Жизненное пространство сузилось до занимаемой ступнями ног площади, но я догадался на лето переселяться на веранду, где на свободном пространстве жилось не в пример легче, да и читать можно было до глубокой ночи»
Такую мелочь, как покупку штор, отец попросту не заметил, – ему уже не было дела до периодически появляющихся в доме новых вещей и предметов: он чувствовал: происходит нечто такое, что медленно, но неотвратимо пеленает его по рукам и ногам.

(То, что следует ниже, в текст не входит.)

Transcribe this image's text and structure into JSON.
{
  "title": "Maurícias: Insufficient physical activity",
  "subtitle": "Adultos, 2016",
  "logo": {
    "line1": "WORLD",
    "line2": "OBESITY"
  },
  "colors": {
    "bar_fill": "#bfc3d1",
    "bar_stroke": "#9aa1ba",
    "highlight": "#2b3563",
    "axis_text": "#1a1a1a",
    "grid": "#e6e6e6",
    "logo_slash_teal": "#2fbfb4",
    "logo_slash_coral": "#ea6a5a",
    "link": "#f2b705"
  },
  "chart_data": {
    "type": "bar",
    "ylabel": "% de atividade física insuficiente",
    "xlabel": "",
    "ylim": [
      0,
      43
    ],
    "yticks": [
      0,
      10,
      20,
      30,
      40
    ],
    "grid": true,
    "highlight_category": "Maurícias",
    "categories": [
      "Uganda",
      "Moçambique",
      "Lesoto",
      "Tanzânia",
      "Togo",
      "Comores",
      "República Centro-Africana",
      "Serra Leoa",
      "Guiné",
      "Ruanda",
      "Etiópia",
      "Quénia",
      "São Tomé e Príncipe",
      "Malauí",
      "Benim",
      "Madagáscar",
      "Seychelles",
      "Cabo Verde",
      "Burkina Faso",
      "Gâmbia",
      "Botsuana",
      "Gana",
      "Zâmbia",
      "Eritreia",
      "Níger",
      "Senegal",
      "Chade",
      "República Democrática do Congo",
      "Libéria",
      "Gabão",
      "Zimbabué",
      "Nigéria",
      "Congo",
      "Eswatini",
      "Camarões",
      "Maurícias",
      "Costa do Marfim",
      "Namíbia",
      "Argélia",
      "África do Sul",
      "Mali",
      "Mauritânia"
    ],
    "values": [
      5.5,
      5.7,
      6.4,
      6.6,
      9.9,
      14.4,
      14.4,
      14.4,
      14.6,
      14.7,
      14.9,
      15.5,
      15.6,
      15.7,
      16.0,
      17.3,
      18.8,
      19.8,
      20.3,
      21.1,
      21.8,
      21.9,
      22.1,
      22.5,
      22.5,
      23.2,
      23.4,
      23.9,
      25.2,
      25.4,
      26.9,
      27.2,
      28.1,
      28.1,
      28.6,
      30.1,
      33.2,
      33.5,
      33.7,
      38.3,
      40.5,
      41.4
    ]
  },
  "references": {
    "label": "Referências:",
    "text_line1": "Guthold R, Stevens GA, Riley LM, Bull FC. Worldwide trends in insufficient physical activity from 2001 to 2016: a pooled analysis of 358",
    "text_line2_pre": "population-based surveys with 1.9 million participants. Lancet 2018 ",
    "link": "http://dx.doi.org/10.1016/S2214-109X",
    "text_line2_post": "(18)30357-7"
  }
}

Дочь отдалилась от него, и он не понимал, почему это случилось как-то вдруг, без видимых ему причин. Пьяный, он пытался приласкать её, но она уже не залезала к нему на колени, как раньше, не бросалась за папиросами, не подносила зажжённую спичку – подкурить, что им обоим особенно нравилось, не подставляла пепельницу, – морща нос, она с безжалостной прямотой переходного возраста высказывала: «Фу! от тебя водкой на весь дом воняет!». Когда он просил принести папиросы, сестра лишь показывала рукою, говоря: «Вон они лежат, у печки, сам возьмешь, не маленький». – «Доченька!» – восклицал обиженно и растерянно отец, и сестра снисходила: со словами «На, кури!» – она бросала пачку папирос перед отцом на стол и уходила, не обращая внимания на просьбу принести пепельницу или спички. Оставшись один, он выпивал бутылку водки и, покачиваясь на стуле, едва при этом не падая, безостановочно курил и хрустел зубами, – песня, вернее, оставшиеся от неё две первые строки, звучала всё реже.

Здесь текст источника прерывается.